Türkiye Kimyasal üretebiliyor
Türkiye’nin 90’lı yıllardan beridir zehirli gazlar ve yasaklı bombaları gerekli gördüğü her yerde ve anda kullandığını ifade eden Mansouran, “Sivillerin yaşadığı bir kentin fosfor bombalarıyla bombalanması, Roma Sözleşmesi’ne göre savaş suçu ve insanlık suçudur. Türkiye bu gazı 2019’da Serekaniye ve Gri Spi kentlerinde ve kırsalında kullandı. Sivil hedeflere karşı yangın çıkarıcı silahların konuşlandırılması Cenevre ve Kimyasal Silahlar Sözleşmeleri ile yasaklanmıştır. Uluslararası hukuka göre, yakıcı bir silahtır ve OPCW’ya göre de yasaktır. Edinilen bilgiye göre Türkiye hükümeti beyaz fosfor bombaları, diğer yasaklı bomba ve zehirli gazları yapacak teknolojiye sahip.
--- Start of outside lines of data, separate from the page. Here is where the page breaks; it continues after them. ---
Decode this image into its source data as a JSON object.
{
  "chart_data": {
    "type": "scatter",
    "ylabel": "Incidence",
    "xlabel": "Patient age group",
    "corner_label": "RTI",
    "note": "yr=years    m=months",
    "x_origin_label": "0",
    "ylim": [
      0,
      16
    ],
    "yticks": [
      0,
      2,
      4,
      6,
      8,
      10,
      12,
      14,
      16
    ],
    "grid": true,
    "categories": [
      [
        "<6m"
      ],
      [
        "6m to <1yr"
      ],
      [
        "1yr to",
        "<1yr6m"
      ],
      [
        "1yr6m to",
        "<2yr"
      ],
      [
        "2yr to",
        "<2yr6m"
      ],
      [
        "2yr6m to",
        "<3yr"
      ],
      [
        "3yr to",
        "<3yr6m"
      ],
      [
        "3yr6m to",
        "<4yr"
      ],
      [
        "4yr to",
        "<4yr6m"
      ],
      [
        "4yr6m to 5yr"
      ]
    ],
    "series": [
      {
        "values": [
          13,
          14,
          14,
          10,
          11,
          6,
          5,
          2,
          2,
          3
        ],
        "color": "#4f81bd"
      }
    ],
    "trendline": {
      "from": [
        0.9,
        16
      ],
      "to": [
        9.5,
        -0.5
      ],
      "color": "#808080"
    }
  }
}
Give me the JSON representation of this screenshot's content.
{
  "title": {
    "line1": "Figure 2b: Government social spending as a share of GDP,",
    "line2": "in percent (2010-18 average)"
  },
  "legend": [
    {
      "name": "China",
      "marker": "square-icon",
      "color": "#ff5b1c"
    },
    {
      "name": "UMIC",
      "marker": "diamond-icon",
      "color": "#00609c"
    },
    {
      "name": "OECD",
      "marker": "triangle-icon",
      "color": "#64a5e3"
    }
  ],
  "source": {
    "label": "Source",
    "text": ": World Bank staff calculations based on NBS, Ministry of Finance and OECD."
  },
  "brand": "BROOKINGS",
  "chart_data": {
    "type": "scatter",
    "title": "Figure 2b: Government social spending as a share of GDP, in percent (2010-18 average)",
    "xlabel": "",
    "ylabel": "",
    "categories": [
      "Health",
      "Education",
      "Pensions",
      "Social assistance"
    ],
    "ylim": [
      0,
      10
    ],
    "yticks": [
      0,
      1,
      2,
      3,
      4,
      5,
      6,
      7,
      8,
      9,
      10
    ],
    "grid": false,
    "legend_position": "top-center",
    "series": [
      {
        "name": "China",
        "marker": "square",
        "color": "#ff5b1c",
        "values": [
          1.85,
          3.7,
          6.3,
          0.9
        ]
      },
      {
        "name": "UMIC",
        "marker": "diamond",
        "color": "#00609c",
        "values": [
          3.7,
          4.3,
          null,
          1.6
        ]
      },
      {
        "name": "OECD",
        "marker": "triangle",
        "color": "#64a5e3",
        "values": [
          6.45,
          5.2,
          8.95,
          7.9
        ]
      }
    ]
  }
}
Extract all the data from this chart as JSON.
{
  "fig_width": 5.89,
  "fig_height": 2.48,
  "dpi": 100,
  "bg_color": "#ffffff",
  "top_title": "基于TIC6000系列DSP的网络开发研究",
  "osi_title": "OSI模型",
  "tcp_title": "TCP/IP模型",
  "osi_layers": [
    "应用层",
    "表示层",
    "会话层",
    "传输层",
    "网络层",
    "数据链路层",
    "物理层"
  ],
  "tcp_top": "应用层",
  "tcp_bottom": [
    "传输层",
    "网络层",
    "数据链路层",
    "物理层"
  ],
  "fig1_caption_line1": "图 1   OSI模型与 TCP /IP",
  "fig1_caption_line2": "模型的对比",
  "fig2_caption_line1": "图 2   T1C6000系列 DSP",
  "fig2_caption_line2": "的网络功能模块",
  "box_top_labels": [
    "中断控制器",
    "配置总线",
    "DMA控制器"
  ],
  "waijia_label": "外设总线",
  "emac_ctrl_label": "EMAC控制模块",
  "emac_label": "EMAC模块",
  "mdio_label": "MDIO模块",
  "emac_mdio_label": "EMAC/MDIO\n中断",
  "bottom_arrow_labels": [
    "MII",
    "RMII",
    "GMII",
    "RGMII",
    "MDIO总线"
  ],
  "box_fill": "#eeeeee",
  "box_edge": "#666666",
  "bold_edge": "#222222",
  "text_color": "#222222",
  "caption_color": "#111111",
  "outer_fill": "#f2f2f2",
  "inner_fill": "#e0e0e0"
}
Tabii ki NATO üyesi bir ülke olarak diğer üye ülkelerin pazarını ve lojistik desteğini de kullanıyor” diye belirtti.
OPCW bizimle görüşmeden kaçındı
Yakıcı bir madde olan fosforun sivillere karşı kullanılması durumunda kimyasal silah olarak kabul edildiğini ve bunun OPCW için de böyle olduğunun altını çizen Mansouran, “Elinde teyit edilmiş ve doğrulanmış belgeler olan bir sağlık ekibi olarak bizler, Ocak 2020’de OPCW’ya inceleme başvurusunda bulunduk. İlk etapta görüşme talebimizi kabul ettiler ancak sonrasında bizimle görüşmediler. Böyle bir suçun karşısında sessiz kalmak, hakikati reddetmek ve suçlulara yardım etmektir” diye ifade etti.
Direnmek meşrudur
Bütün bu sessizliğin, BM, OPCW ve üye devletlerin adım atmamasının sonucu olduğunu vurgulayan Mansouran, Kürt sorununun saldırılarla çözülemeyeceğini de ifade ederek, “Kürtler DAİŞ’e karşı savaşıp, onu yenerek, batıyı ve dünyayı insanlar için daha güvenli bir hale getirdiler. Ortadoğu, Avrupa ve ABD halkları yaşamlarını DAİŞ ile savaşta feda etmiş bu halka borçludur. Bu direniş karşısında soykırım çözüm değildir” diye ifade ederek özellikle dünya halklarının buna karşı durması gerektiğini belirtti.